In the lecture, Dr. Rosenberg will explore themes from his 2007 publication "Our Present Complaint: American Medicine, Then and Now." The Johns Hopkins University Press Web site describes the book as follows: "Charles E. Rosenberg, one of the world's most influential historians of medicine, presents a fascinating analysis of the current tensions in American medicine. At a time when clinical care and biomedical research generate as much angst as they offer cures, this volume provides valuable insight into how the practice of medicine has evolved, where it is going, and how lessons from history can improve its prognosis."

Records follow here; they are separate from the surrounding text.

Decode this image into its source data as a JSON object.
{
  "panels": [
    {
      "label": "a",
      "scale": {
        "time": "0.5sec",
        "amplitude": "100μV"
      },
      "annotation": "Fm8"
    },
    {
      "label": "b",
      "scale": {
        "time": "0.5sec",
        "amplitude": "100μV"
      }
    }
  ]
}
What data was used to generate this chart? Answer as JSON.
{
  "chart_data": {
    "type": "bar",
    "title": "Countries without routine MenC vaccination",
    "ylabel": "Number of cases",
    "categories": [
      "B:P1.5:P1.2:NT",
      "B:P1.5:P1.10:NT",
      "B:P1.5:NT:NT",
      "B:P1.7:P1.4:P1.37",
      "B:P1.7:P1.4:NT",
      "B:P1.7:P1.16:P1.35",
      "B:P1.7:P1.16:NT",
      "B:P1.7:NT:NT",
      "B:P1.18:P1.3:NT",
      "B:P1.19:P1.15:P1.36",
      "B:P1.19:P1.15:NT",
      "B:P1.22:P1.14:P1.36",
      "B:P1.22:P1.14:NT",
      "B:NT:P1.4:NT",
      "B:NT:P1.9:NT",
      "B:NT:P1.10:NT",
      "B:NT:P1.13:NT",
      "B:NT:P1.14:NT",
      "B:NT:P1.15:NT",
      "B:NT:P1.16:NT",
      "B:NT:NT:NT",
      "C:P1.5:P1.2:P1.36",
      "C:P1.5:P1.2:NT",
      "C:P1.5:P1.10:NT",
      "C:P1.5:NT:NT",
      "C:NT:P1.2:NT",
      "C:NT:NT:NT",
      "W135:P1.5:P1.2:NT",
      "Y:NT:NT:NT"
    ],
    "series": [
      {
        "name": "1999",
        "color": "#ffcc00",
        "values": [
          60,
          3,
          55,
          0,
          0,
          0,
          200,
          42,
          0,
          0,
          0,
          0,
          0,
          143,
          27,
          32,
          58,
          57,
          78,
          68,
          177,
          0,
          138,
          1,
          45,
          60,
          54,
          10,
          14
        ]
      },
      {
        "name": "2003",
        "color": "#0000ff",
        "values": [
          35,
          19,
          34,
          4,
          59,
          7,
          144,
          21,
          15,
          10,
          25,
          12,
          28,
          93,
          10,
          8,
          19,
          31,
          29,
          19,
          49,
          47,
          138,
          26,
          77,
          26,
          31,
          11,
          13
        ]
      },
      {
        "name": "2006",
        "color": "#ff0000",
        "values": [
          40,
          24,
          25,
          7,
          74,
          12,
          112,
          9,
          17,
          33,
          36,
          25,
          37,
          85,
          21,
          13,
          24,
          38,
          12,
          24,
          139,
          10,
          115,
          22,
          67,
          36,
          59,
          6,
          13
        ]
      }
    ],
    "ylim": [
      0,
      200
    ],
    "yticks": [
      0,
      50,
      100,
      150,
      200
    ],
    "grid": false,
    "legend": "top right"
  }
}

Dr. Rosenberg, born in 1936 in New York City, received both his master's degree (1957) and Ph.D. (1961) from Columbia University. Currently, he is professor of the history of science and the Ernest E. Monrad Professor in the Social Sciences at Harvard University. Previously, he taught at the University of Pennsylvania from 1963 to 2001. He has written widely on the history of medicine and science and has received acclaim for his books "Cholera Years: The United States in 1832, 1849, and 1866" (Chicago, 1962, 1987); "The Trial of the Assassin Guiteau: Psychiatry and Law in the Guilded Age" (Chicago, 1968); "No Other Gods: On Science and American Social Thought" (Johns Hopkins, 1976, 1997); "The Care of Strangers: The Rise of America's Hospital System" (Basic Books, 1987); and "Explaining Epidemics" (Cambridge, 1992). He is currently working on a history of conceptions of disease during the past two centuries and a volume on contemporary health policy issues in historical perspective.

The Heberden Society, which will sponsor Professor Rosenberg's lecture, was established here at the Medical Center in 1975 as a means for promoting interest in the history of medicine. The society sponsors three lectures during each academic year.